While checking speed with microbenchmark seems to be straightforward, I struggle with tracking memory usage.
So to have a concrete example, say I have the following:
set.seed(12)
library(data.table)
dt_size <- 1e7
dt <-
data.table(
'a1' = sample(1:1000, size = dt_size, replace = T),
'a2' = sample(1:1000, size = dt_size, replace = T),
'a3' = sample(1:1000, size = dt_size, replace = T),
'b1' = sample(1:1000, size = dt_size, replace = T),
'b2' = sample(1:1000, size = dt_size, replace = T),
'b3' = sample(1:1000, size = dt_size, replace = T)
)
Say I want to split the data: All records with "a1 == 0" should be kept as they are and all others should be aggregated and result in one respective line. So I could do:
dt_aggr <-
rbind(
dt[a1 == '1'],
dt[a1 != '1', lapply(.SD, sum)]
)
Maybe there is a faster way, but that's not the point here.
I am wondering: What is happening here? Is R doing a copy from dt
with the respective expression a1 == '1'
AND a copy with the respective expression a1 != '1'
?
Because if so I would assume that dt
is then at least for a short period twice within the memory and then I would probably think "hm, may not be a good idea I should probably look for a solution completely within the already existing dt". If it does not make a copy than it would be fine for me, at least if there is no faster solution.

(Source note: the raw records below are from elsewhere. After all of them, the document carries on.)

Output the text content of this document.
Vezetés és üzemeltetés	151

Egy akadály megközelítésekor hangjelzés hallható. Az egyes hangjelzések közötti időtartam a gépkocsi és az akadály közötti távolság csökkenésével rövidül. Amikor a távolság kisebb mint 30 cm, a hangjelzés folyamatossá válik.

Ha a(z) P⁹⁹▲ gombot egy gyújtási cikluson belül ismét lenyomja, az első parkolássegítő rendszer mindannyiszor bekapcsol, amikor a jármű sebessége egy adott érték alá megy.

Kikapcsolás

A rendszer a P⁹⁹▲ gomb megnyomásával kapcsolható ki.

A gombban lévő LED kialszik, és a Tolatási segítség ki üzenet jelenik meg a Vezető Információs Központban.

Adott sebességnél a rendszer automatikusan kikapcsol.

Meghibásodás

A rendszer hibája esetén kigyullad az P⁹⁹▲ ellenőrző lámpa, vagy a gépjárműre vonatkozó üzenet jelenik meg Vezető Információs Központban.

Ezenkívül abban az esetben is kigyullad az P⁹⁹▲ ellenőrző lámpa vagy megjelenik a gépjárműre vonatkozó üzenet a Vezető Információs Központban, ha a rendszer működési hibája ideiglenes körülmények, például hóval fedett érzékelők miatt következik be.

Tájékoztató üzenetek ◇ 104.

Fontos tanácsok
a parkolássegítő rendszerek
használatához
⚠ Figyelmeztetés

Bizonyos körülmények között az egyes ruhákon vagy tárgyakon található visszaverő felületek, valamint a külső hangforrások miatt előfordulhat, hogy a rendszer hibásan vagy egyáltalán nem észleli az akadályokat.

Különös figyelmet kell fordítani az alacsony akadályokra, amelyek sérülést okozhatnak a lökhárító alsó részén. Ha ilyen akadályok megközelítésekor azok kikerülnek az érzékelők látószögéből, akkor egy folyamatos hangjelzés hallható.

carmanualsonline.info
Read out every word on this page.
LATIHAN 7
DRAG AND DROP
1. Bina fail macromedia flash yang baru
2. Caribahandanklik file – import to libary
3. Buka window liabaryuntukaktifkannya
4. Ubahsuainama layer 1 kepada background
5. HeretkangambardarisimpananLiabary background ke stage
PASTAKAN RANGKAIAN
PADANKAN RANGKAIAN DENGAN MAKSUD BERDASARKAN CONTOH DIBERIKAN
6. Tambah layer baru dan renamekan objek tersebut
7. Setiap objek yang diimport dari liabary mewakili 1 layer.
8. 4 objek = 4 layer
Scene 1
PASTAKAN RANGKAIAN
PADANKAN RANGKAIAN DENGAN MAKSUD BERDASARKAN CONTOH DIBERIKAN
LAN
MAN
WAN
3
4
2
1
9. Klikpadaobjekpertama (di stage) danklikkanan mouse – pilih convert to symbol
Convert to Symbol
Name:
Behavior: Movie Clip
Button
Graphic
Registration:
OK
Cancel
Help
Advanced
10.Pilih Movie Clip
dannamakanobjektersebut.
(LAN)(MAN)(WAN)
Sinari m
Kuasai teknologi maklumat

Is there a possibility to track this for someone who not deeply understands the memory allocation and wants to just try it out? What is the best way to do so?
You may find bench::mark
to be helpful, e.g., demonstrating the inefficiency of the type coercion in the example:
bench::mark(
dt[a1 == '1'],
dt[a1 == 1],
dt[a1 == 1L]
)
#> # A tibble: 3 × 6
#> expression min median `itr/sec` mem_alloc `gc/sec`
#> <bch:expr> <bch:tm> <bch:tm> <dbl> <bch:byt> <dbl>
#> 1 "dt[a1 == \"1\"]" 1.31s 1.31s 0.764 154.5MB 0
#> 2 "dt[a1 == 1]" 1.21ms 1.36ms 660. 77.3MB 6.32
#> 3 "dt[a1 == 1L]" 1.21ms 1.3ms 743. 394.2KB 6.24
Coercion to a string is 3 orders of magnitude slower and uses ~4K times as much memory.